The physical shape of a catalyst — along with electrochemical information — can reveal how it does that. So far, scientists have determined the overall structure of catalysts with cheap metals using X-ray crystallography, but hydrogen atoms can’t be located accurately using X-rays. Based on chemistry and X-ray methods, researchers have a best guess for the position of hydrogen atoms, but imagination is no substitute for reality.
Bullock, Tianbiao “Leo” Liu and their colleagues at the Center for Molecular Electrocatalysis at PNNL, one of DOE’s Energy Frontier Research Centers, collaborated with scientists at the Spallation Neutron Source at Oak Ridge National Laboratory in Tennessee to find the lurking proton and hydride. Using a beam of neutrons like a flashlight allows researchers to pinpoint the nucleus of atoms that form the backbone architecture of their iron-based catalyst.
Bonding Jamboree
To use their iron-based catalyst in neutron crystallography, the team had to modify it chemically so it would react with the hydrogen molecule in just the right way. Neutron crystallography also requires larger crystals as starting material compared to X-ray crystallography.

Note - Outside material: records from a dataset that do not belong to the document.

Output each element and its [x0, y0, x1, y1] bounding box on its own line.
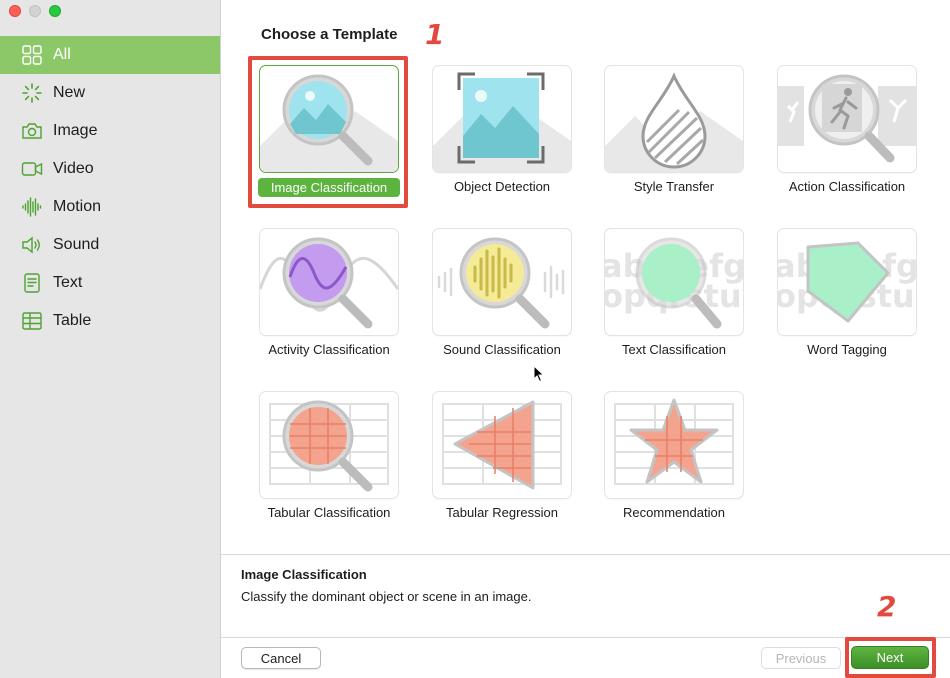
template-text-classification[interactable]: abcdefghi opqrstuvw Text Classification	[605, 229, 743, 367]
style-transfer-thumbnail	[605, 66, 743, 172]
sidebar-item-label: New	[53, 84, 86, 101]
sidebar-item-label: Table	[53, 312, 92, 329]
video-camera-icon	[20, 158, 44, 180]
sidebar-item-label: Motion	[53, 198, 102, 215]
minimize-window-button[interactable]	[29, 5, 41, 17]
page-title: Choose a Template	[261, 26, 398, 43]
zoom-window-button[interactable]	[49, 5, 61, 17]
window-controls	[9, 5, 61, 17]
sound-classification-thumbnail	[433, 229, 571, 335]
waveform-icon	[20, 196, 44, 218]
close-window-button[interactable]	[9, 5, 21, 17]
template-recommendation[interactable]: Recommendation	[605, 392, 743, 530]
previous-button[interactable]: Previous	[761, 647, 841, 669]
template-style-transfer[interactable]: Style Transfer	[605, 66, 743, 204]
annotation-step-1: 1	[425, 18, 445, 51]
template-label: Object Detection	[453, 179, 551, 194]
template-object-detection[interactable]: Object Detection	[433, 66, 571, 204]
sidebar-item-label: Text	[53, 274, 83, 291]
annotation-highlight-template	[248, 56, 408, 208]
sidebar-item-image[interactable]: Image	[0, 112, 220, 150]
template-label: Action Classification	[788, 179, 906, 194]
word-tagging-thumbnail: abcdefghi opqrstuvw	[778, 229, 916, 335]
template-label: Tabular Regression	[445, 505, 558, 520]
template-label: Activity Classification	[268, 342, 390, 357]
mouse-cursor-icon	[533, 364, 545, 388]
sidebar-item-text[interactable]: Text	[0, 264, 220, 302]
grid-icon	[20, 44, 44, 66]
sidebar-item-video[interactable]: Video	[0, 150, 220, 188]
template-label: Text Classification	[621, 342, 727, 357]
template-label: Recommendation	[623, 505, 725, 520]
document-icon	[20, 272, 44, 294]
sidebar-item-label: Image	[53, 122, 98, 139]
template-label: Sound Classification	[443, 342, 561, 357]
cancel-button[interactable]: Cancel	[241, 647, 321, 669]
tabular-classification-thumbnail	[260, 392, 398, 498]
spinner-icon	[20, 82, 44, 104]
annotation-step-2: 2	[877, 590, 897, 623]
object-detection-thumbnail	[433, 66, 571, 172]
template-label: Style Transfer	[633, 179, 715, 194]
description-title: Image Classification	[241, 567, 367, 582]
template-label: Word Tagging	[807, 342, 887, 357]
sidebar-item-all[interactable]: All	[0, 36, 220, 74]
sidebar: All New Image Video Motion Sound Text Ta…	[0, 0, 221, 678]
sidebar-item-label: Video	[53, 160, 94, 177]
activity-classification-thumbnail	[260, 229, 398, 335]
template-activity-classification[interactable]: Activity Classification	[260, 229, 398, 367]
template-tabular-regression[interactable]: Tabular Regression	[433, 392, 571, 530]
divider	[221, 637, 950, 638]
sidebar-item-new[interactable]: New	[0, 74, 220, 112]
text-classification-thumbnail: abcdefghi opqrstuvw	[605, 229, 743, 335]
template-word-tagging[interactable]: abcdefghi opqrstuvw Word Tagging	[778, 229, 916, 367]
sidebar-item-label: All	[53, 46, 71, 63]
description-text: Classify the dominant object or scene in…	[241, 589, 532, 604]
tabular-regression-thumbnail	[433, 392, 571, 498]
sidebar-item-label: Sound	[53, 236, 100, 253]
annotation-highlight-next	[845, 637, 936, 678]
template-tabular-classification[interactable]: Tabular Classification	[260, 392, 398, 530]
sidebar-item-table[interactable]: Table	[0, 302, 220, 340]
table-icon	[20, 310, 44, 332]
camera-icon	[20, 120, 44, 142]
template-sound-classification[interactable]: Sound Classification	[433, 229, 571, 367]
sidebar-item-sound[interactable]: Sound	[0, 226, 220, 264]
action-classification-thumbnail	[778, 66, 916, 172]
template-chooser: Choose a Template Image Classification O…	[221, 0, 950, 678]
template-label: Tabular Classification	[267, 505, 391, 520]
template-action-classification[interactable]: Action Classification	[778, 66, 916, 204]
sidebar-item-motion[interactable]: Motion	[0, 188, 220, 226]
recommendation-thumbnail	[605, 392, 743, 498]
speaker-icon	[20, 234, 44, 256]
divider	[221, 554, 950, 555]
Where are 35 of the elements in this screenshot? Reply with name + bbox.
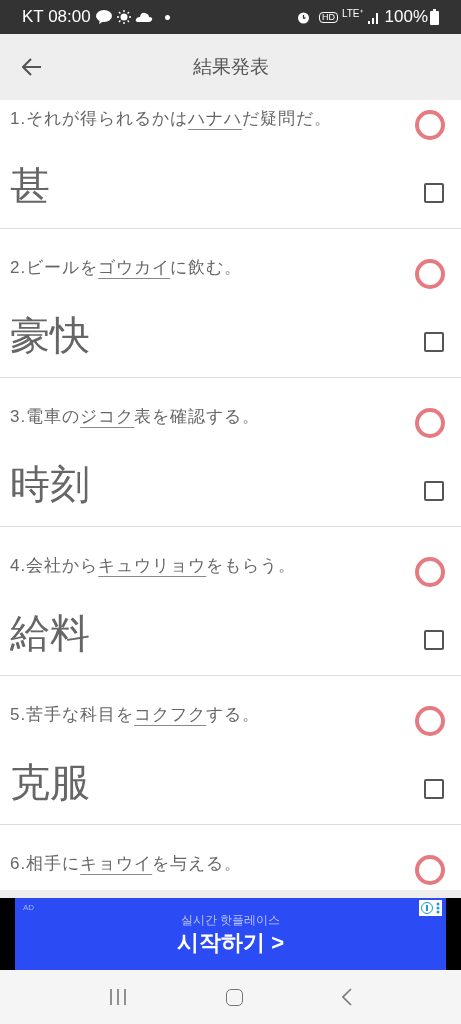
- question-text: 2.ビールを ゴウカイ に飲む。: [10, 257, 244, 279]
- question-text: 3.電車の ジコク表を確認する。: [10, 406, 262, 428]
- ad-subtitle: 실시간 핫플레이스: [180, 912, 281, 930]
- more-icon[interactable]: [436, 902, 440, 914]
- checkbox[interactable]: [424, 183, 444, 203]
- page-title: 結果発表: [192, 54, 269, 79]
- answer-text: 時刻: [10, 464, 91, 504]
- battery-icon: [430, 9, 439, 25]
- ad-banner[interactable]: AD 실시간 핫플레이스 시작하기 >: [15, 898, 446, 970]
- chat-icon: [94, 9, 113, 25]
- checkbox[interactable]: [424, 779, 444, 799]
- hd-icon: HD: [318, 11, 338, 23]
- ad-cta: 시작하기 >: [177, 929, 284, 957]
- checkbox[interactable]: [424, 332, 444, 352]
- carrier-time: KT 08:00: [22, 6, 91, 29]
- ad-tag: AD: [23, 902, 35, 914]
- network-label: LTE⁺: [341, 9, 363, 19]
- question-text: 4.会社から キュウリョウ をもらう。: [10, 555, 298, 577]
- question-text: 5.苦手な科目を コクフクする。: [10, 704, 262, 726]
- checkbox[interactable]: [424, 630, 444, 650]
- cloud-icon: [134, 11, 153, 23]
- battery-percent: 100%: [384, 6, 428, 29]
- answer-text: 克服: [10, 762, 91, 802]
- back-arrow-icon: [22, 58, 42, 76]
- signal-icon: [366, 10, 381, 24]
- question-text: 1.それが得られるかはハナハだ疑問だ。: [10, 108, 334, 130]
- sun-icon: [116, 10, 131, 24]
- question-text: 6.相手にキョウイ を与える。: [10, 853, 244, 875]
- recent-apps-icon[interactable]: [109, 989, 128, 1005]
- answer-text: 豪快: [10, 315, 91, 355]
- answer-text: 給料: [10, 613, 91, 653]
- home-icon[interactable]: [226, 988, 243, 1006]
- back-icon[interactable]: [341, 988, 352, 1006]
- checkbox[interactable]: [424, 481, 444, 501]
- answer-text: 甚: [10, 166, 51, 206]
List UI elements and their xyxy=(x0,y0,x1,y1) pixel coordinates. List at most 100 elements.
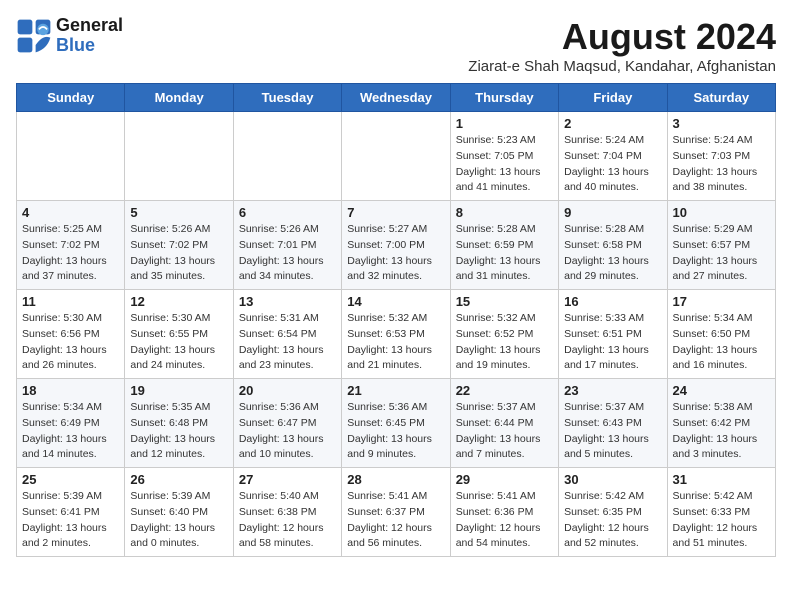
weekday-header-tuesday: Tuesday xyxy=(233,84,341,112)
calendar-week-row: 11 Sunrise: 5:30 AM Sunset: 6:56 PM Dayli… xyxy=(17,290,776,379)
day-number: 24 xyxy=(673,383,770,398)
calendar-cell: 4 Sunrise: 5:25 AM Sunset: 7:02 PM Daylig… xyxy=(17,201,125,290)
day-number: 1 xyxy=(456,116,553,131)
calendar-cell: 25Sunrise: 5:39 AM Sunset: 6:41 PM Dayli… xyxy=(17,468,125,557)
calendar-cell: 12Sunrise: 5:30 AM Sunset: 6:55 PM Dayli… xyxy=(125,290,233,379)
logo: General Blue xyxy=(16,16,123,56)
day-info: Sunrise: 5:28 AM Sunset: 6:58 PM Dayligh… xyxy=(564,222,661,285)
day-info: Sunrise: 5:34 AM Sunset: 6:49 PM Dayligh… xyxy=(22,400,119,463)
location: Ziarat-e Shah Maqsud, Kandahar, Afghanis… xyxy=(468,58,776,75)
day-info: Sunrise: 5:27 AM Sunset: 7:00 PM Dayligh… xyxy=(347,222,444,285)
day-info: Sunrise: 5:32 AM Sunset: 6:53 PM Dayligh… xyxy=(347,311,444,374)
day-info: Sunrise: 5:39 AM Sunset: 6:41 PM Dayligh… xyxy=(22,489,119,552)
day-info: Sunrise: 5:42 AM Sunset: 6:35 PM Dayligh… xyxy=(564,489,661,552)
day-info: Sunrise: 5:24 AM Sunset: 7:03 PM Dayligh… xyxy=(673,133,770,196)
calendar-cell: 30 Sunrise: 5:42 AM Sunset: 6:35 PM Dayli… xyxy=(559,468,667,557)
calendar-week-row: 1 Sunrise: 5:23 AM Sunset: 7:05 PM Daylig… xyxy=(17,112,776,201)
day-info: Sunrise: 5:26 AM Sunset: 7:02 PM Dayligh… xyxy=(130,222,227,285)
day-info: Sunrise: 5:40 AM Sunset: 6:38 PM Dayligh… xyxy=(239,489,336,552)
calendar-week-row: 25Sunrise: 5:39 AM Sunset: 6:41 PM Dayli… xyxy=(17,468,776,557)
day-number: 2 xyxy=(564,116,661,131)
day-info: Sunrise: 5:37 AM Sunset: 6:43 PM Dayligh… xyxy=(564,400,661,463)
day-number: 14 xyxy=(347,294,444,309)
day-info: Sunrise: 5:37 AM Sunset: 6:44 PM Dayligh… xyxy=(456,400,553,463)
calendar-cell: 19 Sunrise: 5:35 AM Sunset: 6:48 PM Dayli… xyxy=(125,379,233,468)
calendar-cell xyxy=(342,112,450,201)
day-number: 20 xyxy=(239,383,336,398)
day-info: Sunrise: 5:39 AM Sunset: 6:40 PM Dayligh… xyxy=(130,489,227,552)
calendar-cell: 16 Sunrise: 5:33 AM Sunset: 6:51 PM Dayli… xyxy=(559,290,667,379)
calendar-week-row: 18Sunrise: 5:34 AM Sunset: 6:49 PM Dayli… xyxy=(17,379,776,468)
calendar-cell: 1 Sunrise: 5:23 AM Sunset: 7:05 PM Daylig… xyxy=(450,112,558,201)
calendar-cell: 3 Sunrise: 5:24 AM Sunset: 7:03 PM Daylig… xyxy=(667,112,775,201)
day-number: 22 xyxy=(456,383,553,398)
calendar-cell: 11 Sunrise: 5:30 AM Sunset: 6:56 PM Dayli… xyxy=(17,290,125,379)
day-number: 28 xyxy=(347,472,444,487)
day-number: 7 xyxy=(347,205,444,220)
day-number: 13 xyxy=(239,294,336,309)
day-info: Sunrise: 5:29 AM Sunset: 6:57 PM Dayligh… xyxy=(673,222,770,285)
calendar-cell: 24 Sunrise: 5:38 AM Sunset: 6:42 PM Dayli… xyxy=(667,379,775,468)
day-number: 3 xyxy=(673,116,770,131)
day-number: 6 xyxy=(239,205,336,220)
calendar-cell: 17Sunrise: 5:34 AM Sunset: 6:50 PM Dayli… xyxy=(667,290,775,379)
day-info: Sunrise: 5:42 AM Sunset: 6:33 PM Dayligh… xyxy=(673,489,770,552)
calendar-cell: 22 Sunrise: 5:37 AM Sunset: 6:44 PM Dayli… xyxy=(450,379,558,468)
calendar-cell: 2 Sunrise: 5:24 AM Sunset: 7:04 PM Daylig… xyxy=(559,112,667,201)
calendar-cell: 15Sunrise: 5:32 AM Sunset: 6:52 PM Dayli… xyxy=(450,290,558,379)
calendar-cell: 23 Sunrise: 5:37 AM Sunset: 6:43 PM Dayli… xyxy=(559,379,667,468)
day-info: Sunrise: 5:33 AM Sunset: 6:51 PM Dayligh… xyxy=(564,311,661,374)
day-number: 15 xyxy=(456,294,553,309)
calendar-cell: 6Sunrise: 5:26 AM Sunset: 7:01 PM Daylig… xyxy=(233,201,341,290)
day-info: Sunrise: 5:34 AM Sunset: 6:50 PM Dayligh… xyxy=(673,311,770,374)
calendar-cell xyxy=(233,112,341,201)
day-info: Sunrise: 5:41 AM Sunset: 6:37 PM Dayligh… xyxy=(347,489,444,552)
day-info: Sunrise: 5:24 AM Sunset: 7:04 PM Dayligh… xyxy=(564,133,661,196)
calendar-cell: 7 Sunrise: 5:27 AM Sunset: 7:00 PM Daylig… xyxy=(342,201,450,290)
day-number: 19 xyxy=(130,383,227,398)
day-info: Sunrise: 5:38 AM Sunset: 6:42 PM Dayligh… xyxy=(673,400,770,463)
title-block: August 2024 Ziarat-e Shah Maqsud, Kandah… xyxy=(468,16,776,75)
day-number: 4 xyxy=(22,205,119,220)
day-info: Sunrise: 5:36 AM Sunset: 6:47 PM Dayligh… xyxy=(239,400,336,463)
day-number: 11 xyxy=(22,294,119,309)
calendar-cell xyxy=(17,112,125,201)
day-number: 30 xyxy=(564,472,661,487)
day-number: 9 xyxy=(564,205,661,220)
weekday-header-monday: Monday xyxy=(125,84,233,112)
weekday-header-sunday: Sunday xyxy=(17,84,125,112)
calendar-cell: 29 Sunrise: 5:41 AM Sunset: 6:36 PM Dayli… xyxy=(450,468,558,557)
day-info: Sunrise: 5:25 AM Sunset: 7:02 PM Dayligh… xyxy=(22,222,119,285)
day-number: 8 xyxy=(456,205,553,220)
calendar-cell: 26 Sunrise: 5:39 AM Sunset: 6:40 PM Dayli… xyxy=(125,468,233,557)
logo-text-general: General xyxy=(56,16,123,36)
day-info: Sunrise: 5:35 AM Sunset: 6:48 PM Dayligh… xyxy=(130,400,227,463)
day-info: Sunrise: 5:23 AM Sunset: 7:05 PM Dayligh… xyxy=(456,133,553,196)
calendar-cell: 27Sunrise: 5:40 AM Sunset: 6:38 PM Dayli… xyxy=(233,468,341,557)
day-info: Sunrise: 5:30 AM Sunset: 6:56 PM Dayligh… xyxy=(22,311,119,374)
day-number: 10 xyxy=(673,205,770,220)
logo-icon xyxy=(16,18,52,54)
calendar-cell: 13Sunrise: 5:31 AM Sunset: 6:54 PM Dayli… xyxy=(233,290,341,379)
day-number: 12 xyxy=(130,294,227,309)
weekday-header-friday: Friday xyxy=(559,84,667,112)
calendar-cell: 20 Sunrise: 5:36 AM Sunset: 6:47 PM Dayli… xyxy=(233,379,341,468)
calendar-table: SundayMondayTuesdayWednesdayThursdayFrid… xyxy=(16,83,776,557)
day-info: Sunrise: 5:41 AM Sunset: 6:36 PM Dayligh… xyxy=(456,489,553,552)
day-number: 26 xyxy=(130,472,227,487)
day-number: 16 xyxy=(564,294,661,309)
day-number: 23 xyxy=(564,383,661,398)
day-number: 21 xyxy=(347,383,444,398)
day-info: Sunrise: 5:36 AM Sunset: 6:45 PM Dayligh… xyxy=(347,400,444,463)
logo-text-blue: Blue xyxy=(56,36,123,56)
calendar-cell: 10 Sunrise: 5:29 AM Sunset: 6:57 PM Dayli… xyxy=(667,201,775,290)
weekday-header-saturday: Saturday xyxy=(667,84,775,112)
weekday-header-wednesday: Wednesday xyxy=(342,84,450,112)
day-number: 29 xyxy=(456,472,553,487)
calendar-cell: 5Sunrise: 5:26 AM Sunset: 7:02 PM Daylig… xyxy=(125,201,233,290)
page-header: General Blue August 2024 Ziarat-e Shah M… xyxy=(16,16,776,75)
day-number: 31 xyxy=(673,472,770,487)
calendar-cell: 21 Sunrise: 5:36 AM Sunset: 6:45 PM Dayli… xyxy=(342,379,450,468)
day-info: Sunrise: 5:28 AM Sunset: 6:59 PM Dayligh… xyxy=(456,222,553,285)
weekday-header-thursday: Thursday xyxy=(450,84,558,112)
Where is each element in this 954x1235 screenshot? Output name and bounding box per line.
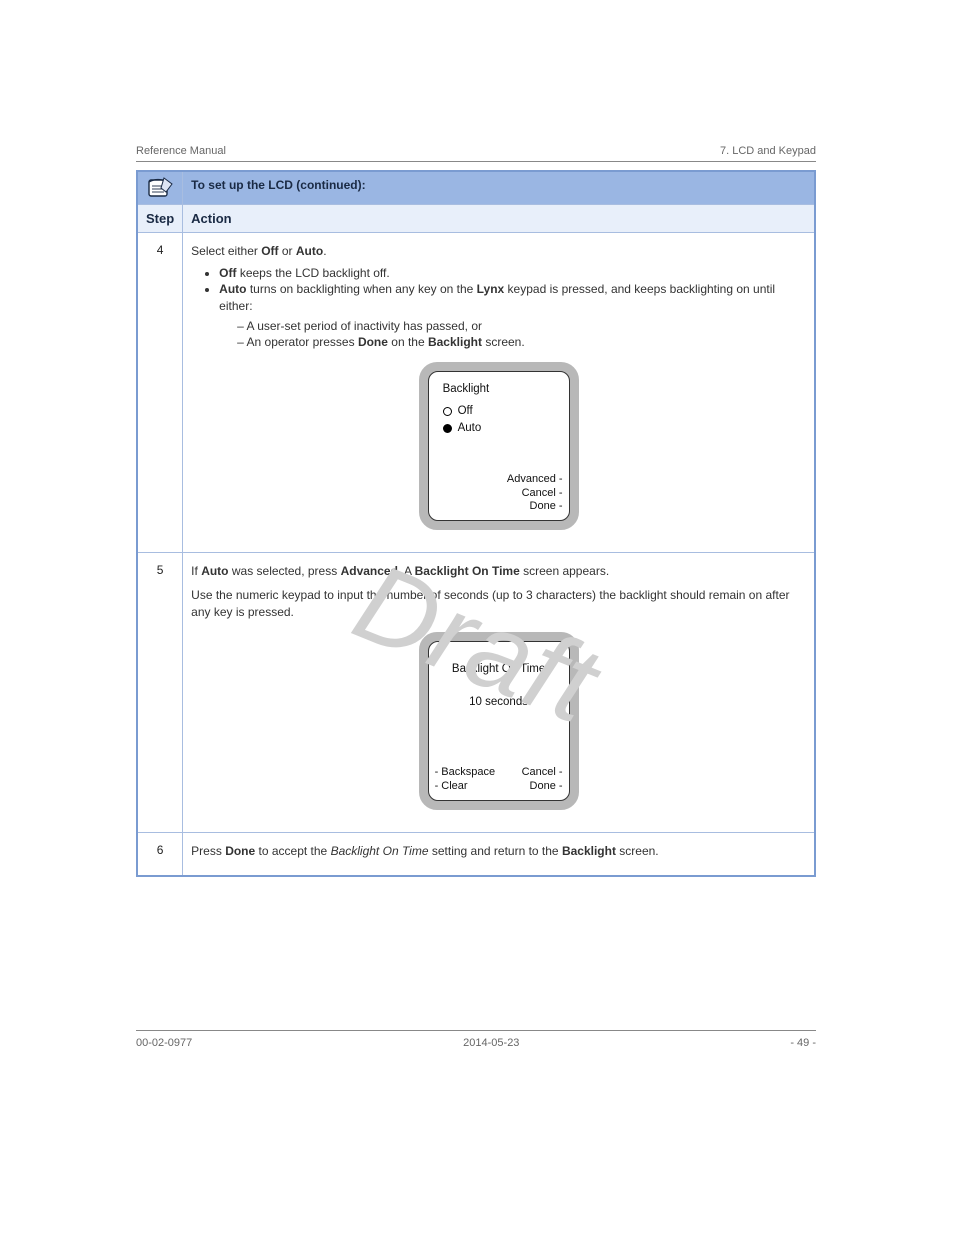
screen-title: Backlight On Time bbox=[439, 662, 559, 678]
screen-action-clear: - Clear bbox=[435, 780, 496, 794]
radio-option-off: Off bbox=[439, 404, 559, 420]
notepad-icon bbox=[146, 176, 174, 200]
list-item: An operator presses Done on the Backligh… bbox=[237, 334, 806, 350]
step-body: Press Done to accept the Backlight On Ti… bbox=[183, 832, 815, 876]
list-item: Off keeps the LCD backlight off. bbox=[219, 265, 806, 281]
screen-action-backspace: - Backspace bbox=[435, 766, 496, 780]
page-footer: 00-02-0977 2014-05-23 - 49 - bbox=[136, 1030, 816, 1049]
screen-action-done: Done - bbox=[507, 500, 563, 514]
step-body: Select either Off or Auto. Off keeps the… bbox=[183, 233, 815, 553]
t: If bbox=[191, 564, 201, 578]
radio-option-auto: Auto bbox=[439, 421, 559, 437]
t: Auto bbox=[201, 564, 228, 578]
t: screen appears. bbox=[520, 564, 609, 578]
step5-lead: If Auto was selected, press Advanced. A … bbox=[191, 563, 806, 579]
header-left: Reference Manual bbox=[136, 145, 226, 157]
radio-empty-icon bbox=[443, 407, 452, 416]
table-row: 4 Select either Off or Auto. Off keeps t… bbox=[137, 233, 815, 553]
step4-lead: Select either Off or Auto. bbox=[191, 243, 806, 259]
page-content: Reference Manual 7. LCD and Keypad To se… bbox=[136, 145, 816, 877]
radio-label: Off bbox=[458, 404, 473, 420]
header-right: 7. LCD and Keypad bbox=[720, 145, 816, 157]
procedure-table: To set up the LCD (continued): Step Acti… bbox=[136, 170, 816, 877]
table-row: 6 Press Done to accept the Backlight On … bbox=[137, 832, 815, 876]
screen-action-advanced: Advanced - bbox=[507, 473, 563, 487]
screen-title: Backlight bbox=[439, 382, 559, 398]
step5-p2: Use the numeric keypad to input the numb… bbox=[191, 587, 806, 619]
t: Backlight On Time bbox=[415, 564, 520, 578]
note-icon-cell bbox=[137, 171, 183, 205]
step-number: 5 bbox=[137, 553, 183, 833]
footer-right: - 49 - bbox=[790, 1037, 816, 1049]
procedure-title: To set up the LCD (continued): bbox=[183, 171, 815, 205]
screen-value: 10 seconds bbox=[439, 695, 559, 711]
radio-label: Auto bbox=[458, 421, 482, 437]
t: was selected, press bbox=[229, 564, 341, 578]
device-screen-backlight: Backlight Off Auto Advanced - bbox=[419, 362, 579, 530]
col-header-step: Step bbox=[137, 205, 183, 233]
step-body: If Auto was selected, press Advanced. A … bbox=[183, 553, 815, 833]
list-item: A user-set period of inactivity has pass… bbox=[237, 318, 806, 334]
device-screen-ontime: Backlight On Time 10 seconds - Backspace… bbox=[419, 632, 579, 810]
list-item: Auto turns on backlighting when any key … bbox=[219, 281, 806, 350]
t: Advanced bbox=[341, 564, 398, 578]
step-number: 6 bbox=[137, 832, 183, 876]
screen-action-cancel: Cancel - bbox=[522, 766, 563, 780]
step-number: 4 bbox=[137, 233, 183, 553]
screen-action-cancel: Cancel - bbox=[507, 487, 563, 501]
header-rule bbox=[136, 161, 816, 162]
t: . A bbox=[398, 564, 415, 578]
page-header: Reference Manual 7. LCD and Keypad bbox=[136, 145, 816, 157]
table-row: 5 If Auto was selected, press Advanced. … bbox=[137, 553, 815, 833]
radio-filled-icon bbox=[443, 424, 452, 433]
screen-action-done: Done - bbox=[522, 780, 563, 794]
col-header-action: Action bbox=[183, 205, 815, 233]
footer-rule bbox=[136, 1030, 816, 1031]
footer-left: 00-02-0977 bbox=[136, 1037, 192, 1049]
footer-center: 2014-05-23 bbox=[463, 1037, 519, 1049]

“We were designing a molecule that represented an intermediate in the chemical reaction, and it required special experimental techniques,” Liu said. “It took more than six months to find the right conditions to grow large single crystals suitable for neutron diffraction. And another six months to pinpoint the position of the split H2 molecule.”
Crystallizing their catalyst of interest into a nugget almost 40 times the size needed for X-rays, the team succeeded in determining the structure of the iron-based catalyst.
The structure, they found, confirmed theories based on chemical analyses. For example, the barbell-shaped hydrogen molecule snuggles into the catalyst core. On being split, the negatively charged hydride attaches to the iron at the center of the catalyst; meanwhile, the positively charged proton attaches to a nitrogen atom across the catalytic core. The researchers expected this set-up, but no one had accurately characterized it in an actual structure before.
In this form, the hydride and proton form a type of bond uncommonly seen by scientists — a dihydrogen bond. The energy-rich chemical bond between two hydrogen atoms in a molecule is called a covalent bond and is very strong. Another bond called a “hydrogen bond” is a weak one formed between a slightly positive hydrogen and another, slightly negative atom.
Hydrogen bonds stabilize the structure of molecules by tacking down chains as they fold over within a molecule or between two independent molecules. Hydrogen bonds are also key to water surface tension, ice’s ability to float and even a snowflake’s shape.
The dihydrogen bond seen in the structure is much stronger than a single hydrogen bond. Measuring the distance between atoms reveals how tight the bond is. The team found that the dihydrogen bond was much shorter than typical hydrogen bonds but longer than typical covalent bonds. In fact, the dihydrogen bond is the shortest of its type so far identified, the researchers report.
This unusually strong dihydrogen bond likely plays into how well the catalyst balances tearing the hydrogen molecule apart and putting it back together. This balance allows the catalyst to work efficiently.
“We’re not too far from acceptable with its efficiency,” said Bullock. “Now we just want to make it a little more efficient and faster.”
This work was supported by the Department of Energy Office of Science.